Similarly, I don’t really understand how this algorithm justifies the “distance” calculation. The multi-dimensional spaces they are flattening are incommensurate. Unlike the dimensions of space-time, the spaces described are composed of values, possibly expressing orders of worth in different units that cannot be transformed between each other. What is the Pythagorean theorem really measuring here?
How can we do a better job representing more than a 2D scalar representation to users? Provide them with more dials and knobs so they can customize and tune what their view? How can we craft engaging environments that encourage interactive storytelling and help users carve narratives out of databases?

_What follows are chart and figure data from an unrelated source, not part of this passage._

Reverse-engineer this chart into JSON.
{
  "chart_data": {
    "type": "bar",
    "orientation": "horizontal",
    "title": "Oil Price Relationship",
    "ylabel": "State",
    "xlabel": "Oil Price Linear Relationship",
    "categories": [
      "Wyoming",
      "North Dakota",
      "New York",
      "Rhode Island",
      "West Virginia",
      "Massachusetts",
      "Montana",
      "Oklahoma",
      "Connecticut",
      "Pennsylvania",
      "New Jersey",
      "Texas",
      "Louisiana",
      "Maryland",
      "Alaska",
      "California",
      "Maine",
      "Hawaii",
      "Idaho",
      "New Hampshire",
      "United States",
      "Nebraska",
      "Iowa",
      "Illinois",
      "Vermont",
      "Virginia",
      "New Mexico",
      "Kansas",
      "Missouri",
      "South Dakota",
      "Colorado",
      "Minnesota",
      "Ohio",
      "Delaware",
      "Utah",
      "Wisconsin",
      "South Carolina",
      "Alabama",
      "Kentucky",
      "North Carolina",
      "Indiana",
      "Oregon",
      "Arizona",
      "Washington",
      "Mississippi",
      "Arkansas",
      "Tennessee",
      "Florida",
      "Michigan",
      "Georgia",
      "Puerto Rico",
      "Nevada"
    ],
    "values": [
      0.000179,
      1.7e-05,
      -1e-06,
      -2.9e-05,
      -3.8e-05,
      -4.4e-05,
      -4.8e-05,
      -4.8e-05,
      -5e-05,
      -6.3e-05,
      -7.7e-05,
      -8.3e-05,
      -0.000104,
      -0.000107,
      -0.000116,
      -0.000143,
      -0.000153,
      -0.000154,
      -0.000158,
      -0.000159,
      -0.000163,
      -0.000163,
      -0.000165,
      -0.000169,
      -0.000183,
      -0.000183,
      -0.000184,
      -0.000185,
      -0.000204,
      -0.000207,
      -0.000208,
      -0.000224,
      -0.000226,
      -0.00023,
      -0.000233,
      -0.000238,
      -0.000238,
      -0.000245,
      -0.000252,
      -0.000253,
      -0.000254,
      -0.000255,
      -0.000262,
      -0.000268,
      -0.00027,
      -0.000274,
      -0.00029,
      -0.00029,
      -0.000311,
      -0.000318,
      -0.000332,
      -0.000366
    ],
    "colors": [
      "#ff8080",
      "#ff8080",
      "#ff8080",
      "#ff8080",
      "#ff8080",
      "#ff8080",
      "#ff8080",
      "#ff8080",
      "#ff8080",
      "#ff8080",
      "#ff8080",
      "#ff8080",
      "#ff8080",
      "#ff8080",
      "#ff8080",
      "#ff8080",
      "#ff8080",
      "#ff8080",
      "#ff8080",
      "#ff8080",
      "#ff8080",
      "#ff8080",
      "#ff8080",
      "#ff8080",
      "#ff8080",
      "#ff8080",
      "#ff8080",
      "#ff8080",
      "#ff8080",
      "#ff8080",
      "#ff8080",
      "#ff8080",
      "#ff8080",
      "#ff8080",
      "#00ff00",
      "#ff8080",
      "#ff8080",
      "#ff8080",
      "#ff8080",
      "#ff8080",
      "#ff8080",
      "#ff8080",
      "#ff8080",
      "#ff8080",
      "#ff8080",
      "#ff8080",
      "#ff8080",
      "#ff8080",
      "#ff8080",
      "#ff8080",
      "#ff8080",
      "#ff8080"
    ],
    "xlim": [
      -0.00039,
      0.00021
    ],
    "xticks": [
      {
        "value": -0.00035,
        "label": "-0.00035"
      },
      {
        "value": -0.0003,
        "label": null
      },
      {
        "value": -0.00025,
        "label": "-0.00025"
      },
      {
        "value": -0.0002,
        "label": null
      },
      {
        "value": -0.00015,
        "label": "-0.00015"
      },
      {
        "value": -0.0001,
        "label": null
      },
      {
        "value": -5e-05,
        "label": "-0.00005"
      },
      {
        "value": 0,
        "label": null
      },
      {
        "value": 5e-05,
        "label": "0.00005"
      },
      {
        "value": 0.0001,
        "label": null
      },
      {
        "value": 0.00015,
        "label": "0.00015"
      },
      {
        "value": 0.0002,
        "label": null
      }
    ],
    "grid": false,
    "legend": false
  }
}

I think it is really important to understand these assumptions and possibly play with them. Would it make a difference if users had access to their own raw data, and understood the digital footprints they were leaving? It seems quite important that users understand the inner workings of these systems so they can take full advantage of them, and also not be exploited by them. As Computer Science takes on more of the characteristics of Architecture and Urban Planning, we need to turn to questions of desire, intent, and purpose. What impacts do we hope that CitySense will have on social life? Not in a naive deterministic sense, but in terms of catalyzing, facilitating, and favoring certain social interactions over others. What kinds of hypotheses about the kinds of impacts a system like this might have on an urban space? Amazingly, these hypotheses might be testable. How might this system be tuned to increase the odds of these outcomes, once we articulate the mission/purpose of the design? Finally, what about the promise a tool like this might have for improving the public good? At work we are partnering with the Earth Institute, the School of Public Health, and others on third world development projects that might benefit greatly from the application of these visualizations (RapidSMS, a project tracking malnutrition in Africa comes to mind). How can we work on balancing the organizational digital divide, and get these kinds of tools - the server side, not the client side - beyond the hands of corporations and letter agencies and into the hands of social scientists, architects, journalists, and educators? Can we mobilize the student labor to benefit the public good?